The one idea that matters

stack convolutions → a hierarchy of features:
  edges  →  corners & textures  →  parts  →  whole objects
each layer runs filters on the previous layer's feature maps

Depth composing simple patterns into complex ones (Lesson 1’s principle, made visual).

The hierarchy, layer by layer

Layer	Runs filters on	Detects
1	raw pixels	edges, color patches
2	layer-1 edge maps	corners, curves, textures
3	layer-2 maps	parts (an eye, a wheel, a loop)
deeper	parts	whole objects (a face, an 8)

Worked trace (handwritten 8): edges → two arcs → two stacked closed loops → classifier reads “two loops” → 8.

Receptive field (why small filters see big things)

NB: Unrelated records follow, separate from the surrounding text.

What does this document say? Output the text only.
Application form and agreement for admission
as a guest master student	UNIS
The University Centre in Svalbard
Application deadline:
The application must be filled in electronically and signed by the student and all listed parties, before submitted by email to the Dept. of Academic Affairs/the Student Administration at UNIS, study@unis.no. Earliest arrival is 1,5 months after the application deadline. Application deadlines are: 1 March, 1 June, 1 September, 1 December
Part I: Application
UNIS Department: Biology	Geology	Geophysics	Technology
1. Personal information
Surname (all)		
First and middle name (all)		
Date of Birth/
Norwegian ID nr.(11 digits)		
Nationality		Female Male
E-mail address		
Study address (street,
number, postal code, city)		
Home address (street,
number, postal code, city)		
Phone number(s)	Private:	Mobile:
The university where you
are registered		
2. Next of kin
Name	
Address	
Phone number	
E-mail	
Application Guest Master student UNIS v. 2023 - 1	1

Filters stay tiny at every layer. But a layer-2 filter reads layer-1 cells that each already summarized a patch of the image, so it indirectly depends on a larger region. Stack more layers → each small filter effectively reaches across more of the picture.

Pooling (zoom out)

Take a small region of a feature map, keep its strongest value, drop the rest:

1  0   →  max-pool  →  3
3  2

Shrinks the maps (less to handle deeper).
Trades exact position for general arrangement (small shifts tolerated).
No learned weights of its own.

Reading off the answer

After conv + pool rounds, a fully-connected classifier (from the neural-network track) maps the high-level features to class scores. The conv stack sees; the classifier names. A CNN = feature-building hierarchy + classifier on top.

What CNNs are used for

Classification: what is in the picture?
Detection: what, and where (bounding boxes)?
Segmentation: which pixels belong to which object?
Recognition: faces, handwriting, species, production-line defects.

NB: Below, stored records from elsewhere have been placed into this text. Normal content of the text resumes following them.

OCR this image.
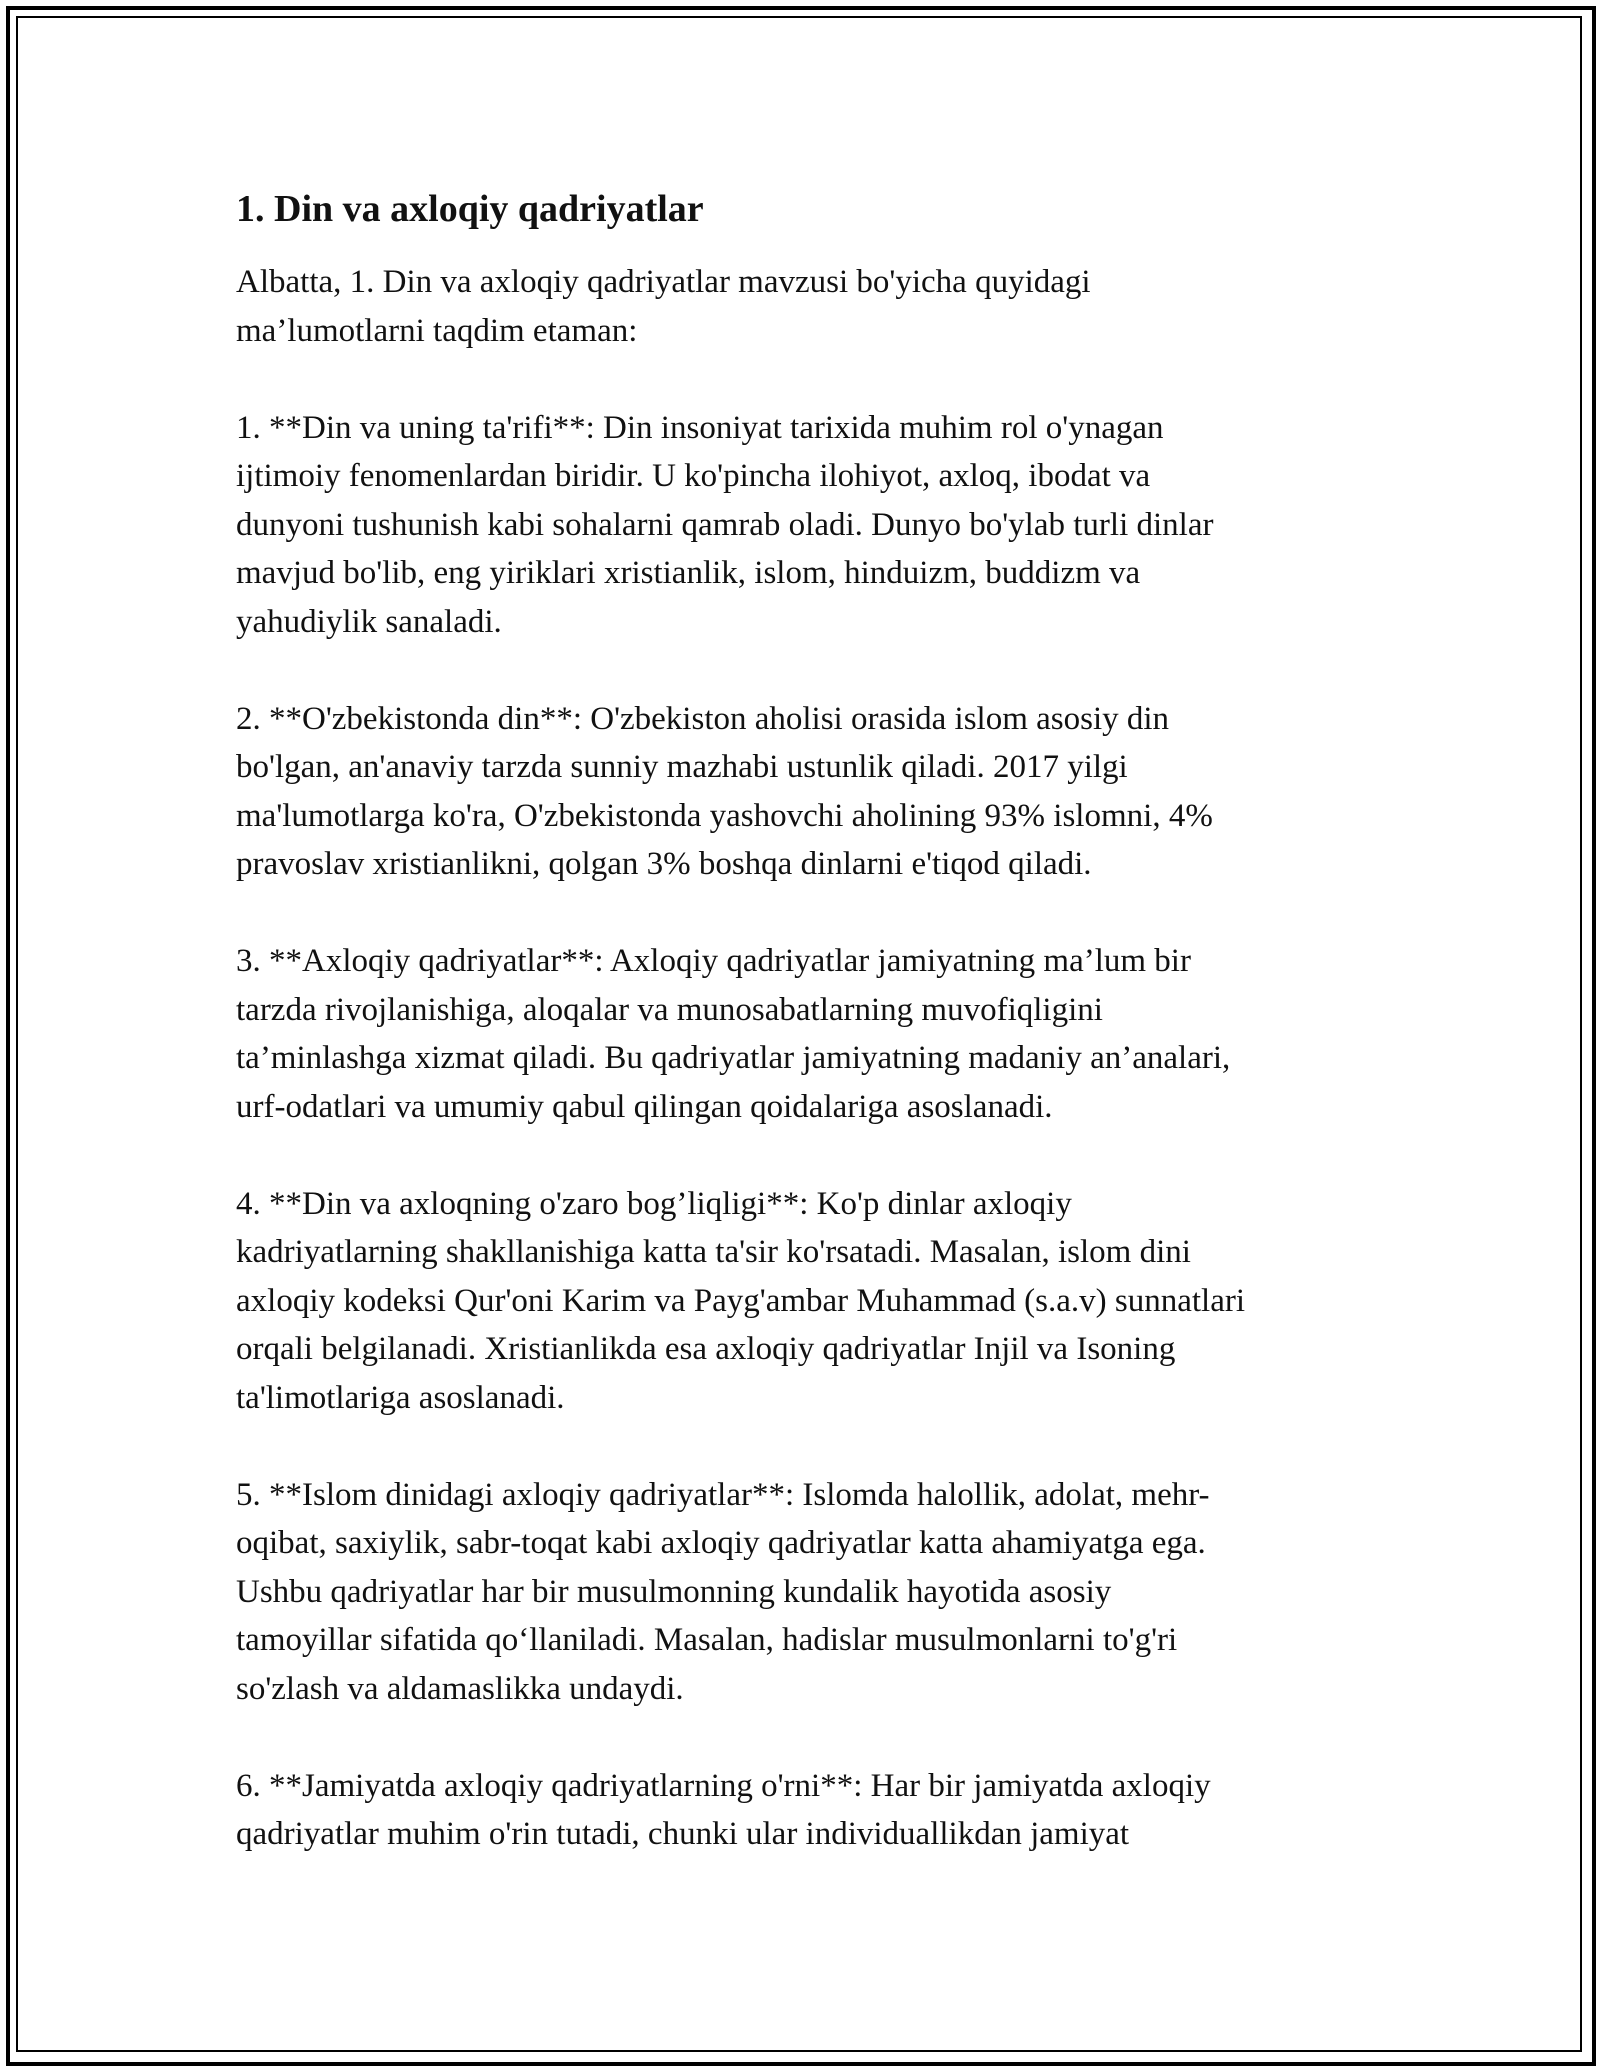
1. Din va axloqiy qadriyatlar

Albatta, 1. Din va axloqiy qadriyatlar mavzusi bo'yicha quyidagi
ma’lumotlarni taqdim etaman:

1. **Din va uning ta'rifi**: Din insoniyat tarixida muhim rol o'ynagan
ijtimoiy fenomenlardan biridir. U ko'pincha ilohiyot, axloq, ibodat va
dunyoni tushunish kabi sohalarni qamrab oladi. Dunyo bo'ylab turli dinlar
mavjud bo'lib, eng yiriklari xristianlik, islom, hinduizm, buddizm va
yahudiylik sanaladi.

2. **O'zbekistonda din**: O'zbekiston aholisi orasida islom asosiy din
bo'lgan, an'anaviy tarzda sunniy mazhabi ustunlik qiladi. 2017 yilgi
ma'lumotlarga ko'ra, O'zbekistonda yashovchi aholining 93% islomni, 4%
pravoslav xristianlikni, qolgan 3% boshqa dinlarni e'tiqod qiladi.

3. **Axloqiy qadriyatlar**: Axloqiy qadriyatlar jamiyatning ma’lum bir
tarzda rivojlanishiga, aloqalar va munosabatlarning muvofiqligini
ta’minlashga xizmat qiladi. Bu qadriyatlar jamiyatning madaniy an’analari,
urf-odatlari va umumiy qabul qilingan qoidalariga asoslanadi.

4. **Din va axloqning o'zaro bog’liqligi**: Ko'p dinlar axloqiy
kadriyatlarning shakllanishiga katta ta'sir ko'rsatadi. Masalan, islom dini
axloqiy kodeksi Qur'oni Karim va Payg'ambar Muhammad (s.a.v) sunnatlari
orqali belgilanadi. Xristianlikda esa axloqiy qadriyatlar Injil va Isoning
ta'limotlariga asoslanadi.

5. **Islom dinidagi axloqiy qadriyatlar**: Islomda halollik, adolat, mehr-
oqibat, saxiylik, sabr-toqat kabi axloqiy qadriyatlar katta ahamiyatga ega.
Ushbu qadriyatlar har bir musulmonning kundalik hayotida asosiy
tamoyillar sifatida qo‘llaniladi. Masalan, hadislar musulmonlarni to'g'ri
so'zlash va aldamaslikka undaydi.

6. **Jamiyatda axloqiy qadriyatlarning o'rni**: Har bir jamiyatda axloqiy
qadriyatlar muhim o'rin tutadi, chunki ular individuallikdan jamiyat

Same hierarchy underneath; different heads on top.

Pitfalls to dodge

“Deeper layers use bigger filters.” No. Filters stay small; the region they effectively cover grows (receptive field).
“Pooling is where learning happens.” No. Pooling has no weights; it shrinks and summarizes. Learning is in filters + classifier.
“Eye detector / ear detector are literal.” Increasing abstraction is real; individual learned filters are messier than the tidy names.
“The classifier is the clever part.” No. The conv stack does the hard seeing; the classifier’s job is easy because the features are already rich.

The one-line version

One filter finds an edge; a tower of them, each reading the layer below, climbs from edges to objects. Seeing, for a machine, is depth turning local patterns into meaning.